P.S. ma quando hai editato /etc/locales.build hai poi ricompilato le glibc?

----------

## guerro

Sì, le ho ricompilate, come per altro indicava la guida...

Questa sera provo, non vorrei appunto che la variabile LC_MESSAGES o la variabile SET_WINDOWKEYS abbiano una qualche influenza...

Appena provato vi faccio sapere

----------

## guerro

Ho fatto qualche prova, ma nulla è cambiato. Da una più attenta analisi credo che il problema possa essere suddiviso in 2 (infatti pensavo di aprire un altro thread più specifico e indicare come risolto questo):

1) I caratteri visualizzati nella maschera di MC utilizzati per comporre le linee (in una console di testo sono visualizzati con "-", "+", "|", mentre in una console grafica come quella di KDE vengono visualizzate giuste)

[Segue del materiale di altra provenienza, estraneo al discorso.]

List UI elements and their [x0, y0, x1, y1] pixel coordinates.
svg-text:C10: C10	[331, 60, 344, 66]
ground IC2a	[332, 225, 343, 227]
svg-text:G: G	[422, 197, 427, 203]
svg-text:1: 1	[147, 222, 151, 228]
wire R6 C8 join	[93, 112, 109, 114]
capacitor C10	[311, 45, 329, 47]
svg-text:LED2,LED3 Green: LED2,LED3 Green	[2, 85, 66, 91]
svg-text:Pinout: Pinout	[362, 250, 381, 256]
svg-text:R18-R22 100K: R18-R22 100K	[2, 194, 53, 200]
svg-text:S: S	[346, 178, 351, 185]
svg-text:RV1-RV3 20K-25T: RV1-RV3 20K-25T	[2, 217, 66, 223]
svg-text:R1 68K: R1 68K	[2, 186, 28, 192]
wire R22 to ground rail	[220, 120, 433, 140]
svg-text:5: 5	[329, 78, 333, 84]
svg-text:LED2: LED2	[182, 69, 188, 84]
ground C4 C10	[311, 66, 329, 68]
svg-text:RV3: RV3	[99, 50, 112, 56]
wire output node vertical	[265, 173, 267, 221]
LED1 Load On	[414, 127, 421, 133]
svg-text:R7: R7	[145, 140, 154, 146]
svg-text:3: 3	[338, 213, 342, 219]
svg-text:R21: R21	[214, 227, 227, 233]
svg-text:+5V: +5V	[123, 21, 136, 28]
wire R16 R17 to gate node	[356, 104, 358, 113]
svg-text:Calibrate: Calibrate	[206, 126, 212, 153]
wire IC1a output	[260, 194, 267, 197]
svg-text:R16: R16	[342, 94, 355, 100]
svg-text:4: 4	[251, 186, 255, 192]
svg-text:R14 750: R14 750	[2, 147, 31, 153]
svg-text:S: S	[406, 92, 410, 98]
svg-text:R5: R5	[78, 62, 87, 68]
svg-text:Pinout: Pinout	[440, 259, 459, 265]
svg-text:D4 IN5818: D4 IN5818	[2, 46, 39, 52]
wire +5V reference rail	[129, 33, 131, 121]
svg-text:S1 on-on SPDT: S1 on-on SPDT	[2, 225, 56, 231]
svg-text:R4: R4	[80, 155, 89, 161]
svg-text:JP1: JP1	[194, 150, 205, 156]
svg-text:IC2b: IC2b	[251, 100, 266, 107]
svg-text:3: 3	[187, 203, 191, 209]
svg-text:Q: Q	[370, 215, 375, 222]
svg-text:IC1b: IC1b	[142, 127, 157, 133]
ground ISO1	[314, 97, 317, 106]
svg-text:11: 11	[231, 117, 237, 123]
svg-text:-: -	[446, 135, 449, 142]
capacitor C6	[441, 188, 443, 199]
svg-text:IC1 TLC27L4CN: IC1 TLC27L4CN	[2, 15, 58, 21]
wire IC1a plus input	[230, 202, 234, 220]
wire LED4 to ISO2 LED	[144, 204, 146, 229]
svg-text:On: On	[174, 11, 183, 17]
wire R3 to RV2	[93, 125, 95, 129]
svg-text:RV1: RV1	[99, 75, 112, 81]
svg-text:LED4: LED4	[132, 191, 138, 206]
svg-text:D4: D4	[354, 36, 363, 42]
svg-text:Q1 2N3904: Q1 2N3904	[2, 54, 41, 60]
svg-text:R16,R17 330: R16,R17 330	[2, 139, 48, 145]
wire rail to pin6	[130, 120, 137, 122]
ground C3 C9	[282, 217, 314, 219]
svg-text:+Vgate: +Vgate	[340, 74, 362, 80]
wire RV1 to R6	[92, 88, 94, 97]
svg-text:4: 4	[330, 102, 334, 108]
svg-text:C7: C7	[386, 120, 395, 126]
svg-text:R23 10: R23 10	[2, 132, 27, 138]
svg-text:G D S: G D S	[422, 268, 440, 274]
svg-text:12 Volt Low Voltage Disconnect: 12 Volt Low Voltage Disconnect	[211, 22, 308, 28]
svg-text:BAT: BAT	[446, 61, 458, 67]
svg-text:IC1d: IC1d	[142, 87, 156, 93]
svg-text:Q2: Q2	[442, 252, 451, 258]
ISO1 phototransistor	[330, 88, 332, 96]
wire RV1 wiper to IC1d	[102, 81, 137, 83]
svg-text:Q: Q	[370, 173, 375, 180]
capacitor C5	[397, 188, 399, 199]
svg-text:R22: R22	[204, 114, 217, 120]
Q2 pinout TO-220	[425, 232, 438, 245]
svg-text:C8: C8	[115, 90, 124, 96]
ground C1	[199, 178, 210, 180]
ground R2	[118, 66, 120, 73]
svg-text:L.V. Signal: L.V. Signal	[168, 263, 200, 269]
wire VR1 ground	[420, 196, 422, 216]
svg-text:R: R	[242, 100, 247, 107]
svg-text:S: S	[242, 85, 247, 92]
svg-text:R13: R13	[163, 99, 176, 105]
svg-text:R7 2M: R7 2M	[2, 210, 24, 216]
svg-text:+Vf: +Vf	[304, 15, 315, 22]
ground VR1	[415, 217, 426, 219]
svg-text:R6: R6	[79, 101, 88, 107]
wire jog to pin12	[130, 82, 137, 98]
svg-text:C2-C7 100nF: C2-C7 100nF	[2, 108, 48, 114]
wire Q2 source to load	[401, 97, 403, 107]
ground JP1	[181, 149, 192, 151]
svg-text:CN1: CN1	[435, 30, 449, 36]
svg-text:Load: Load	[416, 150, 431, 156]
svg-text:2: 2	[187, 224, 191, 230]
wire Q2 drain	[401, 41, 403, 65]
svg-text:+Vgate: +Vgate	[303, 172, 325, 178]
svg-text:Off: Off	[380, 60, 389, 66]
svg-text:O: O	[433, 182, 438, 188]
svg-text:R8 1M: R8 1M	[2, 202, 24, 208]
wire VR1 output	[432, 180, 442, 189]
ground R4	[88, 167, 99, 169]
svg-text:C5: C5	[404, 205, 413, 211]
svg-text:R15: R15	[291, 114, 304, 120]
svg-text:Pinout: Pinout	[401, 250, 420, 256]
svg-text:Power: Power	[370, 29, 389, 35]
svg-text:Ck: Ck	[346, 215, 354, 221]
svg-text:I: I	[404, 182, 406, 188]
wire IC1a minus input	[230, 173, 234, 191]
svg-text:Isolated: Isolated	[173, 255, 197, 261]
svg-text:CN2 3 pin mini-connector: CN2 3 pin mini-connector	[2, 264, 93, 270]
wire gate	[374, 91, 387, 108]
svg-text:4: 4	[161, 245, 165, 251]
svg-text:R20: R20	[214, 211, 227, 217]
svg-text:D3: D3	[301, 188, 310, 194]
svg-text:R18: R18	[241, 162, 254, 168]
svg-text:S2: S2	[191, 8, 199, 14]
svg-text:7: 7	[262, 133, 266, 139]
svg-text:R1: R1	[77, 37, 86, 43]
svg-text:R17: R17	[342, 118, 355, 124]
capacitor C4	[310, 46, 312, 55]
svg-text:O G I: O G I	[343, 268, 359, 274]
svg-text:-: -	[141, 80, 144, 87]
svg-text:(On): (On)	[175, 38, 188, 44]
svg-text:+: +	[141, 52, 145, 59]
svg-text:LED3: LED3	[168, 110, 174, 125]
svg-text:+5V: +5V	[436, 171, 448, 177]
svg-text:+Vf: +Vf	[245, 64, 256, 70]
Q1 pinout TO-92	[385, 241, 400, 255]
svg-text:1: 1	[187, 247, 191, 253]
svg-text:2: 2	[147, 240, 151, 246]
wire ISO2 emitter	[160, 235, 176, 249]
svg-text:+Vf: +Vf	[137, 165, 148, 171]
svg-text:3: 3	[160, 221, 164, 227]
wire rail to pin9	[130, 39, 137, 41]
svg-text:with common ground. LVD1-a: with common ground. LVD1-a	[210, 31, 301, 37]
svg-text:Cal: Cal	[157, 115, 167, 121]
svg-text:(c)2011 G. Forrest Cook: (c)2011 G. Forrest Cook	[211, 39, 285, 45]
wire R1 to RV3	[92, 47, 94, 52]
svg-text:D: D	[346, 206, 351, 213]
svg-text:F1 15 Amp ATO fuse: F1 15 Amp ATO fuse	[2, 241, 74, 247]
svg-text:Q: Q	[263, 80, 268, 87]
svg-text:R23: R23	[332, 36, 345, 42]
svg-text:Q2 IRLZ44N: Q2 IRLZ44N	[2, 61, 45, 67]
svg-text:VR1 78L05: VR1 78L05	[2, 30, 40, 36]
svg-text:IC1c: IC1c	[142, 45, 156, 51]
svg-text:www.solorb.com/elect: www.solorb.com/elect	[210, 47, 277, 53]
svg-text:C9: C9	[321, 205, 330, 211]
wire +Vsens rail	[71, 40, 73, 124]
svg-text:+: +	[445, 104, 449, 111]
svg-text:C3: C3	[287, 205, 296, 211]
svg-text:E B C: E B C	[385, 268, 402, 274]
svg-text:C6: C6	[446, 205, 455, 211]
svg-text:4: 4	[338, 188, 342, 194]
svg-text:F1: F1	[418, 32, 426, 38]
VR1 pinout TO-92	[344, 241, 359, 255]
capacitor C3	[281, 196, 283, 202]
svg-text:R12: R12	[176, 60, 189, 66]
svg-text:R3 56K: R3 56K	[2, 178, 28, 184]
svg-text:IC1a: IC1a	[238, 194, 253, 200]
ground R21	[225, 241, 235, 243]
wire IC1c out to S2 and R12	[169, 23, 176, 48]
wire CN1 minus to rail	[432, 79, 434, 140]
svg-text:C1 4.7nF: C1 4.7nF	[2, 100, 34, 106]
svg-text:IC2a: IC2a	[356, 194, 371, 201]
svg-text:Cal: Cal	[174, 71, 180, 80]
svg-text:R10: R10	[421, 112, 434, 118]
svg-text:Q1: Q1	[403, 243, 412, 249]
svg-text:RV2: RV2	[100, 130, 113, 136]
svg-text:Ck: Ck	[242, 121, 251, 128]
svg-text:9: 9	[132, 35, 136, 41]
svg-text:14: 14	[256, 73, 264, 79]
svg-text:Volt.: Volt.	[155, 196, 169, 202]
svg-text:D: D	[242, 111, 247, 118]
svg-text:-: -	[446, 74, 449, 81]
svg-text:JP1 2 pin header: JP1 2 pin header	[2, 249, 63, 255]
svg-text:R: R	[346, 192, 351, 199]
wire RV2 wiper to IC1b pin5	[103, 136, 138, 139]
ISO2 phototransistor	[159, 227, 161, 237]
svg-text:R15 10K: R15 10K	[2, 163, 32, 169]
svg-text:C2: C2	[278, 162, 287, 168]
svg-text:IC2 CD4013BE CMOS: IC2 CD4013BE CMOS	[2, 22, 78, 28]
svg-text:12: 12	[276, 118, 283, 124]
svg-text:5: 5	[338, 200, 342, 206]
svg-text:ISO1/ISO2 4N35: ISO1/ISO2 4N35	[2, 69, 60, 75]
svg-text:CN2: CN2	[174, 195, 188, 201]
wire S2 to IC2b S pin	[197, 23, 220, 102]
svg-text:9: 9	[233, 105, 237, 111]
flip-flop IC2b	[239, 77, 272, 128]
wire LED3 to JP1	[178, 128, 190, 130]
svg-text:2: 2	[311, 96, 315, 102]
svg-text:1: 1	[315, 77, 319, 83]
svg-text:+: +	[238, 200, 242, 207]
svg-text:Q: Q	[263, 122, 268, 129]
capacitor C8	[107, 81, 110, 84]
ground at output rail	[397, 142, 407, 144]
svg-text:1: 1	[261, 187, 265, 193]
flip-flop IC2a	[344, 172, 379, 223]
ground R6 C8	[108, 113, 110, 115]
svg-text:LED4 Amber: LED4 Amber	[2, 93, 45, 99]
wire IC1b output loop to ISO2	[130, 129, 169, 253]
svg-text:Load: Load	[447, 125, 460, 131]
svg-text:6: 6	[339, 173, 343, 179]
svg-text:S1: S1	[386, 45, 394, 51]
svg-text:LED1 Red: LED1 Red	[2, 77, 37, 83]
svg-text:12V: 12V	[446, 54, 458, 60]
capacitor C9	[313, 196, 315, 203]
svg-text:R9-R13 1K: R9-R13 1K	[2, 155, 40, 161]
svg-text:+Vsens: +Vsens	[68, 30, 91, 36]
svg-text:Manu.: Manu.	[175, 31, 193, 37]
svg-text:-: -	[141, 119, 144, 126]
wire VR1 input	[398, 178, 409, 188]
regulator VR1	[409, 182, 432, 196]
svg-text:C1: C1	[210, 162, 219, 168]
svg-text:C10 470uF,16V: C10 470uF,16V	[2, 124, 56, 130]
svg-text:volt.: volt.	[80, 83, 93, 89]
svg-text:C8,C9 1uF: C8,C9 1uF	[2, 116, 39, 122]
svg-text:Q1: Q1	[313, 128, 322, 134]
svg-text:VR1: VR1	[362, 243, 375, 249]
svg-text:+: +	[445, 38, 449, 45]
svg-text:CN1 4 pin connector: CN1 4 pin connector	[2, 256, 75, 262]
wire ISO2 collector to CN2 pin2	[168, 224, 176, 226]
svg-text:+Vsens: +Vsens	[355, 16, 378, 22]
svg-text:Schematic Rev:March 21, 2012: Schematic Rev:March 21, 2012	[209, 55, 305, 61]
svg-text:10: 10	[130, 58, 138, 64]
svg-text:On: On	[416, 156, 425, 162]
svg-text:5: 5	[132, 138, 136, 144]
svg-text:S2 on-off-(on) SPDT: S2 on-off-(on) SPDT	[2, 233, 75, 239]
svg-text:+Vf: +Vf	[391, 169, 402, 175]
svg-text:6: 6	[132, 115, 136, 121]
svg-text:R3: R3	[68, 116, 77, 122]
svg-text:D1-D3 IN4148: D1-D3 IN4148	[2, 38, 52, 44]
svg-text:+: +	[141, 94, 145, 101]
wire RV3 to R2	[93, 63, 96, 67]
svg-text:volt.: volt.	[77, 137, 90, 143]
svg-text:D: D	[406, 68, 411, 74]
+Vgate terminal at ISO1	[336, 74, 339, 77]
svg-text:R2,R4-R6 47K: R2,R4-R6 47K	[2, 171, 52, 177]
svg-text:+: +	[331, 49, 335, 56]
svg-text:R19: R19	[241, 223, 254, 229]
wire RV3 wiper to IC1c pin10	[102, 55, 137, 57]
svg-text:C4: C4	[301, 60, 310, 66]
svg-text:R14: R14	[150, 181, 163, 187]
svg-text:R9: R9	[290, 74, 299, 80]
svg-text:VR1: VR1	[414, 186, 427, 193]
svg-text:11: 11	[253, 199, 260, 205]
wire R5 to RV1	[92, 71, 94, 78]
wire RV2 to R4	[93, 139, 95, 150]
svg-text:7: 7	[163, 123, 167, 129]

2) le lettere accentate che non sono "digitabili" (infatti in testi che le contengono, queste sono visualizzate)

Relativamente al problema 2 (quello più importante a mio avviso) ho notato che non dipende dal charset corrente (ho lo stesso problema sun un PC con impostato it_IT@euro ISO-8859-15). A riprova le lettere digitate al prompt della console vengono stampate a video normalmente, per cui sono portato a credere che sia proprio un problema di MC.

----------